The dollar has moved substantially lower against all the majors except the yen, the dollar Index is off 2%,  as the currency markets continue the reversal of the risk-aversion trade that reached its panic height in the last two weeks of March.  

Even the price for a barrel of West Texas Intermediate (WTI, Clc1) has improved 40% since the last ADP report regardless of the continuing low levels of projected demand.

Reuters

Only Treasury yields, with bond prices supported by the Fed’s continuing quantitative easing purchases have drifted down to the lower end of their two month post-Fed intervention range.

Reuters

Market reactions: ADP and NFP

The ADP payrolls and NFP figures on Friday for which they are the precursor, will not, for all their dramatic recounting of the disaster, be adding any new information.  Markets have been reading a hitherto unimagined economic collapse into their trading rates for two months.  The early initial claims figures and last month’s NFP report set a standard for surprise that is almost impossible to beat.

When markets trade on information and news the dynamic is between expectation and result, between the forecast and the actual number with the prediction priced into the market.

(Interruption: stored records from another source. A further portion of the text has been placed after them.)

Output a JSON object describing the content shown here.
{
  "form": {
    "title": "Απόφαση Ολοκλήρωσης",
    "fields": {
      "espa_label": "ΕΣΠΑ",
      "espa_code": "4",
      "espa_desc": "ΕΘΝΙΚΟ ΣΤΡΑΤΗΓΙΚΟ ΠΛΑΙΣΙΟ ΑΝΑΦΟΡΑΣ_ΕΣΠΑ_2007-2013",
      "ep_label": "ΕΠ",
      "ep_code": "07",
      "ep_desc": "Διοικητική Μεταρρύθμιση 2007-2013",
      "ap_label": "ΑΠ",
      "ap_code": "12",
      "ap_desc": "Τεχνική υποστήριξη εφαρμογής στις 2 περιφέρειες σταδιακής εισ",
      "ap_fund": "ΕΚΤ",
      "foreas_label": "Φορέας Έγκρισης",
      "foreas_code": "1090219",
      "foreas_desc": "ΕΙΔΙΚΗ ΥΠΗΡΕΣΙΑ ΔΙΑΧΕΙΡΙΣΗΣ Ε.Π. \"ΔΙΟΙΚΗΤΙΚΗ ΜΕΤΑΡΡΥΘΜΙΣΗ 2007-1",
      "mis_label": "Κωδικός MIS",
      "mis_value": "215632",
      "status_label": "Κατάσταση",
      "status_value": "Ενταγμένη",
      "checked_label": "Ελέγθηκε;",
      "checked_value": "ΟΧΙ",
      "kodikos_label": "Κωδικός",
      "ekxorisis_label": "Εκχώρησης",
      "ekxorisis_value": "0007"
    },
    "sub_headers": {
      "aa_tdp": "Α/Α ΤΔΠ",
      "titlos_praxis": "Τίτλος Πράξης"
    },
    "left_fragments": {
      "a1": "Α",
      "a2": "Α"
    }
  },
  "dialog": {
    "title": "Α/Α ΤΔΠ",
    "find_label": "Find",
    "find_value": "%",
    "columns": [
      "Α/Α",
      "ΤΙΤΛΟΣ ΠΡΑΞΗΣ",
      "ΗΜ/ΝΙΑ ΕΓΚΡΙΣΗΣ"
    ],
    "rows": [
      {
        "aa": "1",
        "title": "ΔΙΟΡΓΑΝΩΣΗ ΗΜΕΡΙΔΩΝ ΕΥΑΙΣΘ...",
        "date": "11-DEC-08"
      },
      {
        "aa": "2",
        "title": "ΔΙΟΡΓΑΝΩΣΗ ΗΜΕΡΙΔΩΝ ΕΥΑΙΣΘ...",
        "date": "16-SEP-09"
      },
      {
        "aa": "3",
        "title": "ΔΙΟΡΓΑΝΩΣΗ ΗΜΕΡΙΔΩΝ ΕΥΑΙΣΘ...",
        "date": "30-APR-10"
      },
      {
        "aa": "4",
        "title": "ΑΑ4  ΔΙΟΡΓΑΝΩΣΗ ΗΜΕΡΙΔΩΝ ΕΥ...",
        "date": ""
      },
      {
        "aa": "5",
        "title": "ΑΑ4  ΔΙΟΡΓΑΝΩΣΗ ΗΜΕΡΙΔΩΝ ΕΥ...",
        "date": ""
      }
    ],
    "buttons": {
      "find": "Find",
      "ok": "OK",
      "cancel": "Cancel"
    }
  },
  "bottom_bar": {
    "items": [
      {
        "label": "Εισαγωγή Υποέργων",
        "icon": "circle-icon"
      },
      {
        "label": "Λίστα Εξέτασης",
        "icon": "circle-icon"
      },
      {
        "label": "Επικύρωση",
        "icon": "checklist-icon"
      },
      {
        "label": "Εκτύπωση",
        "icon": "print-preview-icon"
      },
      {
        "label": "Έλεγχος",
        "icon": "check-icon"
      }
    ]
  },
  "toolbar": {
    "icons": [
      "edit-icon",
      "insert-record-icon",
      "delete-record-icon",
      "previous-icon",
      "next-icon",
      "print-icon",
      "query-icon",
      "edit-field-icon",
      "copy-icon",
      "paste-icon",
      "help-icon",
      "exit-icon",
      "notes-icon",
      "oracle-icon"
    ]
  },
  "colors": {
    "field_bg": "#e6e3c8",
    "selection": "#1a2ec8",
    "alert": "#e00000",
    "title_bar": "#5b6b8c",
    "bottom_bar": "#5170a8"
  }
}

The greater the discrepancy the more likely a market reaction.  Surprise mandates the response not the severity of the economic description.  

Given the events of the last two months and that the ADP and NFP numbers will show improvement despite the absolute nature the pain they portray, their economic information is retrograde.

Unless the ADP numbers are considerably better than expected, reinforcing the economic recovery scenario, they will  have marginal trading impact. Disaster is old news already.